Before becoming pregnant, women who are taking divalproex should speak to their doctor. If you become pregnant while taking this medication, contact your doctor immediately.
Breast-feeding: This medication passes into breast milk. If you are a breast-feeding mother and are taking divalproex, it may affect your baby. Talk to your doctor about whether you should continue breast-feeding. As a general rule, women who are taking divalproex should not breast-feed.
Children: If divalproex is taken by children 2 years old or younger, it should not be used in combination with other antiseizure medications and the doctor should monitor the child regularly. Divalproex is not recommended for treatment of mania in children under 18 years of age.

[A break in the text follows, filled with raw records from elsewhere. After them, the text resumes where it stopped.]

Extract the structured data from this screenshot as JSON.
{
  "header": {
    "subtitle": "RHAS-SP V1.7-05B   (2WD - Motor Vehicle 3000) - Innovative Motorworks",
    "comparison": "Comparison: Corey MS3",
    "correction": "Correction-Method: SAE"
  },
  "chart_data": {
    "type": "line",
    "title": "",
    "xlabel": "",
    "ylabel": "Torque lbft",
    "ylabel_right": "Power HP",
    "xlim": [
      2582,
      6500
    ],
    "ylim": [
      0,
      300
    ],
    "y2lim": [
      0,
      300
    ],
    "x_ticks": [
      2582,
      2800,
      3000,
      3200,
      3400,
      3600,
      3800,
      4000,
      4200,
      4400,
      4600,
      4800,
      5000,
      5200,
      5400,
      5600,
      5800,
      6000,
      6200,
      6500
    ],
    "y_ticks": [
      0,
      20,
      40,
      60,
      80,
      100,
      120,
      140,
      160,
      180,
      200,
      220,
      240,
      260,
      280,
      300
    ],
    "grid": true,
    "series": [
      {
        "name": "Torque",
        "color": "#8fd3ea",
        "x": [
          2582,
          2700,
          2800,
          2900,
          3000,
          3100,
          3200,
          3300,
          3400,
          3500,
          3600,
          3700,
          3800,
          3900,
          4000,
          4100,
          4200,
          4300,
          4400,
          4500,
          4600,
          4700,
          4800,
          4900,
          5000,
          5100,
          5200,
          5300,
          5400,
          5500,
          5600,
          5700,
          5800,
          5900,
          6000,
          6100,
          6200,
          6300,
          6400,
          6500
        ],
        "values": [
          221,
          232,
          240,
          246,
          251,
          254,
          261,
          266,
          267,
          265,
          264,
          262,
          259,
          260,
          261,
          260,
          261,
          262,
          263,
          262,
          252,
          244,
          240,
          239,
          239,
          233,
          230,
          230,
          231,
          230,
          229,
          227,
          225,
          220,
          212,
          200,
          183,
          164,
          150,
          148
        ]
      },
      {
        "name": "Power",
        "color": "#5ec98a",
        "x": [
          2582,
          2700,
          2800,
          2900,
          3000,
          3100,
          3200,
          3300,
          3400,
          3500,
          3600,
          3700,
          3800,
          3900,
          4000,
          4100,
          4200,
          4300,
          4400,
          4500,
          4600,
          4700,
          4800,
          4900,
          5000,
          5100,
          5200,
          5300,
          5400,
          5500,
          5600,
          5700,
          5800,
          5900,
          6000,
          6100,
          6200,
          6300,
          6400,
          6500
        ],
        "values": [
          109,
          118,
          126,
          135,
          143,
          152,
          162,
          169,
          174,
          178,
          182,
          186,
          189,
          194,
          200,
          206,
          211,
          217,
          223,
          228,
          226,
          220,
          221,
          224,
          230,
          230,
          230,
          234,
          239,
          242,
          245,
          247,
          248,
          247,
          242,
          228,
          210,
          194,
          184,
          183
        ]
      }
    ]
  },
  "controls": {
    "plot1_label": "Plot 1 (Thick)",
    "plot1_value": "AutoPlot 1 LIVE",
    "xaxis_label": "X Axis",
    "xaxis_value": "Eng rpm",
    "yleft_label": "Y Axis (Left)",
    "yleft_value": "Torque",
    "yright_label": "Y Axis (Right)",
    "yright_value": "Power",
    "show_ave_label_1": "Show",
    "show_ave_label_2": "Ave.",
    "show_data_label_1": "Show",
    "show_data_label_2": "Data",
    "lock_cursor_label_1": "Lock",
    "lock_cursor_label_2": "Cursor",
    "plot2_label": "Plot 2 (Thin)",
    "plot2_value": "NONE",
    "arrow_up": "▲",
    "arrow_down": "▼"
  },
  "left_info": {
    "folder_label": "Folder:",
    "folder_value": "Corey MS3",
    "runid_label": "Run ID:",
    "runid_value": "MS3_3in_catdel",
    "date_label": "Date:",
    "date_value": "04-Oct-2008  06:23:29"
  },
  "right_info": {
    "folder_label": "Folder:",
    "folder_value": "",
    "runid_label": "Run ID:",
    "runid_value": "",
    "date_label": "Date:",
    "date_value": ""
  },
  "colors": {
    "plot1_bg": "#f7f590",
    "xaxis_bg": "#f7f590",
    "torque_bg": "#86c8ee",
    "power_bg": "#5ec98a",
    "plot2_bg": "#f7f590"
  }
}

What other drugs could interact with this medication?
There may be an interaction between divalproex and any of the following:
- antipsychotic medications (e.g., haloperidol, perphenazine)
- ASA (acetylsalicylic acid)
- benzodiazepines (e.g., clonazepam, diazepam, lorazepam)
- HIV protease inhibitors (e.g., atazanavir, indinavir, ritonavir, saquinavir)
- macrolide antibiotics (e.g., clarithromycin, erythromycin)
- monoamine oxidase inhibitors (MAOIs; e.g., moclobemide, phenelzine, rasagiline, selegiline, tranylcypromine)
- selective serotonin reuptake inhibitors (SSRIs; e.g., citalopram, duloxetine, fluoxetine, paroxetine, sertraline)
- tricyclic antidepressants (e.g., amitriptyline, nortriptyline)
If you are taking any of these medications, speak with your doctor or pharmacist. Depending on your specific circumstances, your doctor may want you to:
- stop taking one of the medications,
- change one of the medications to another,
- change how you are taking one or both of the medications, or
- leave everything as is.
An interaction between two medications does not always mean that you must stop taking one of them. Speak to your doctor about how any drug interactions are being managed or should be managed.
Medications other than those listed above may interact with this medication. Tell your doctor or prescriber about all prescription, over-the-counter (non-prescription), and herbal medications you are taking. Also tell them about any supplements you take. Since caffeine, alcohol, the nicotine from cigarettes, or street drugs can affect the action of many medications, you should let your prescriber know if you use them.